New Year’s Eve and New Year’s Day is celebrated as a family gathering starting with a family supper on New Year’s Eve, a little like our Christmas Day lunch.  Next morning the children will wish their parents a ‘healthy and happy New Year’ and are usually given money in red envelopes.  It is tradition to clean the house thoroughly to ‘sweep’ away any bad luck and make sure that the house is clean to welcome in good luck for the New Year.   This is also a time to heal grudges and forgive any arguments from the past year and to start anew.

Myths around Chinese New Year

Legends tell of a fight against a mythical beast called the Nian.  This creature would terrorise villagers and devour livestock, crops and people on the first day of the New Year.  To try and protect themselves the villagers would leave food out on their doorsteps believing that if the Nian was given food it would stop attacking the livestock and people.  One day, one of the villagers saw the Nian run away from a small child who was wearing red.  They assumed that the creature was scared of the colour red and began decorating their doors and windows with red lanterns and scrolls and setting off firecrackers to scare the Nian away. The Nian never came back to the village again and to this day the colour red is used to decorate Chinese homes and businesses at New Year.

Food Traditions

Each day of the New Year celebrations hold an specific significance and some of these traditions focus on food:

New Year’s Eve – a whole chicken symbolises family togetherness.  Noodles represent a long life and it’s supposed to bring bad luck to cut noodles so they are sometimes served very, very long. Spring rolls symbolise wealth as they are the shape of a gold bar.
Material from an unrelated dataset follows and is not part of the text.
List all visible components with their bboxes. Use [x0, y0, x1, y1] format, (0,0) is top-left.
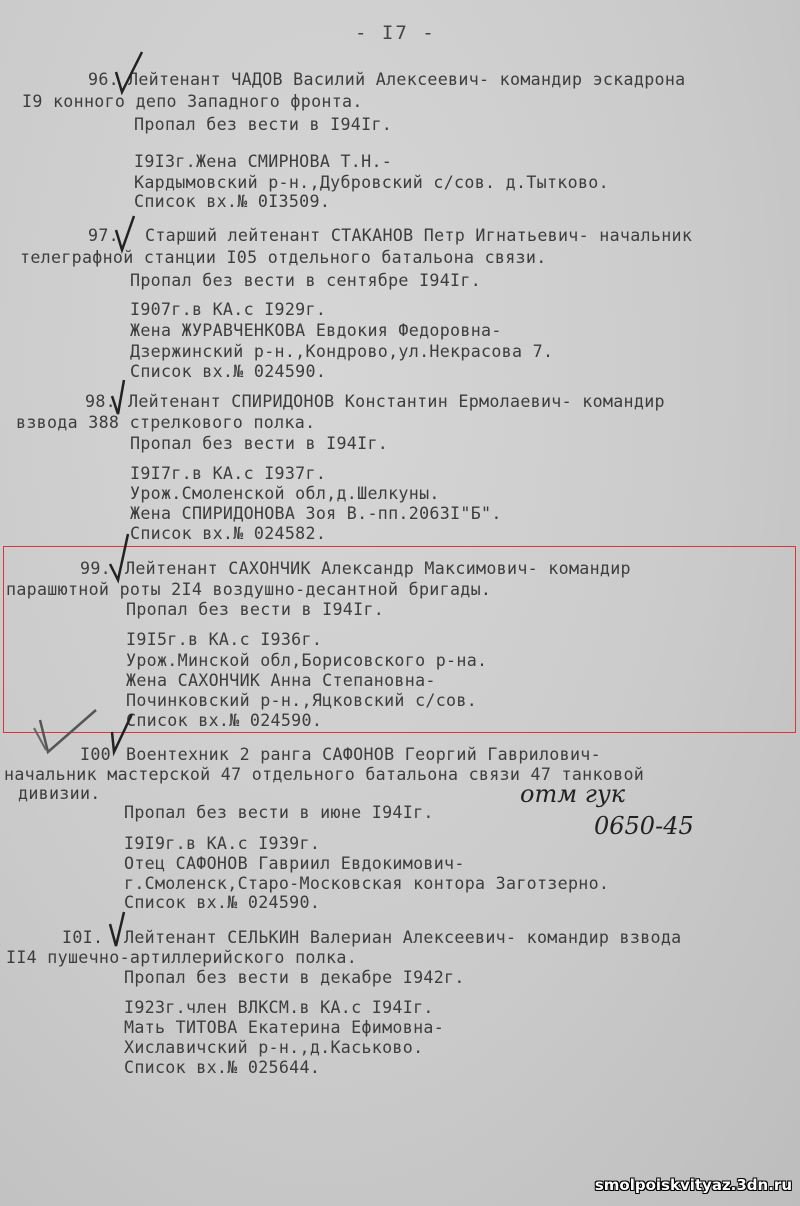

First day – the day for visiting grandparents and great grandparents – the most senior members of the family, fireworks are set off and children are given money in red envelopes.  Many people do not eat meat on this day and some think it is inauspicious to light fires or use knives on New Year’s Day.

Fifth Day – the birthday of god of wealth, dumplings are traditionally eaten (see recipe).

Seventh Day – a tossed raw fish salad is traditionally eaten together, tossed by each person in turn who makes a wish.

Thirteenth Day –  only vegetarian food is eaten as a sort of detox as too much food has usually been eaten in the previous days.

Fifteenth Day – the last day of the New Year celebrations is the Lantern Festival, sweet rice dumplings are made symbolising a rich, sweet life and the round shape signifies reunion.

Tangerines and oranges are very popular as the words sound like ‘luck’ and ‘wealth’, the Chinese word for pomelo sounds like ‘to have’ and the word for fish sounds like the words for ‘wish’ and ‘abundance’.